The original story stated that these 2 men did not make (programed) the botnet, so it is only a guess what they really know or don’t know. Operating a botnet isn’t much harder than operating Word, It is probably easier especially when the programing part is done by some one else.
I imagine a security company could use some hackers here and there but not every hacker, possibly bully script kids, fits the security side. Guess these two guys didn’t fit for more than what you can read here.
Suggesting to keep the botnet past as secret isn’t the best way to present your trustworthiness, and security is about trust.
It sounds bizarre they would go to a security company with resumes like theirs. But in reality, where else could they hope to get hired? With a history of stealing personal data, raiding bank accounts, and vandalizing computers, there are very few employers who would want them on their premises, let alone pay them to be there. And there are very few jobs, no matter how low-paid, that don’t require some level of trust. If they can’t convince a security company that their criminal experience is marketable, they’re screwed.
I fail to see the issue with these two approaching Panda and handing in their CV’s. I think we have all lost touch with the concept of the internet and want it to be something it is not and can never be…that is secure and safe. Just like these kids who are using Bit torrent to download pirated content want it to be anonymous when it simply can never be that way.

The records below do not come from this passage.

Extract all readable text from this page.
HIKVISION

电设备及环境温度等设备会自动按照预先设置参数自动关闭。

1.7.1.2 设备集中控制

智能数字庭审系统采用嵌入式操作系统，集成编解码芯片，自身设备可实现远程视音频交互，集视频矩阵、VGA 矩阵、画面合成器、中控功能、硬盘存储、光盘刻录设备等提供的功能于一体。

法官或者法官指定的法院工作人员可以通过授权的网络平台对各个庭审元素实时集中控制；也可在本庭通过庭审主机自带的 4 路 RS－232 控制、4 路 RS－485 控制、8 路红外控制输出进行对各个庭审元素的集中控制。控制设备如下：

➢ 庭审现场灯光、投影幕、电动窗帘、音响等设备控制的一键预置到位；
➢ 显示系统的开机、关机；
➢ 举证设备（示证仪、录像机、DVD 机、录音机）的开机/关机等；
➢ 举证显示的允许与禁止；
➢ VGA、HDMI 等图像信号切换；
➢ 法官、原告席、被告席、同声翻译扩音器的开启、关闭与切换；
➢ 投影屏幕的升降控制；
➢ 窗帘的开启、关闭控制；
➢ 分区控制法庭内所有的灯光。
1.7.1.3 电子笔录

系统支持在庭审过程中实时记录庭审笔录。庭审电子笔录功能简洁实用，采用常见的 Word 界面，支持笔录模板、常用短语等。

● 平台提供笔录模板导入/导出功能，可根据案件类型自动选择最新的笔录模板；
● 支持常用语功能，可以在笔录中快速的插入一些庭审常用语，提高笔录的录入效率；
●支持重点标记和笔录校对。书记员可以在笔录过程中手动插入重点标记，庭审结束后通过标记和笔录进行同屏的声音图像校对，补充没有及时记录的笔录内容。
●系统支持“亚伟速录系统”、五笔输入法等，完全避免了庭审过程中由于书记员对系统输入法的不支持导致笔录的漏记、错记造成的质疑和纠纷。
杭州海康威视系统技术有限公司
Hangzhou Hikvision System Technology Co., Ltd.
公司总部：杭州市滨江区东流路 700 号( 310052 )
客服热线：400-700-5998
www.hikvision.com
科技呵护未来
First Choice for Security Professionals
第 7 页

If we can all recall back in the 80’s hackers were around then too. As it turns out there were different types of hackers then to just as there are now. Some of the ‘bad’ became good and some of the good turned ‘bad’. One large difference is how those who are ‘bad’ got treated once they are caught. If you try and throw them into the fire we will never learn from our mistakes. I am not referring to the hackers themselves learning from their mistakes but rather us as the general population and the companies coding and producing software. If we can educate ourselves on how these clearly intelligent people are able to dissect and break into machines on such a large scale then we can in turn improve on our designs.
One of my biggest fears is the current sub-culture we seem to be creating on a global scale. Those who choose to hack do run the risk of being caught. In our current culture we are NOT encouraging these brilliant minds to try and correct the errors or issues they find in their all-be-it illegal endeavors. Instead we prosecute them and the end result is the general population ends up being at risk.
http://www.darkreading.com/security/vulnerabilities/showArticle.jhtml?articleID=225200525
It isn’t exactly a followup story but it does mention that the mariposa operators were unskilled according to Panda.
Operating many bot net C&C programs doesn’t require any specific computer skills it is merely an interface and the creators could make it very simple to use for various reasons.
It just confirms my gut feeling about this story that it was just script kids out of touch with reality.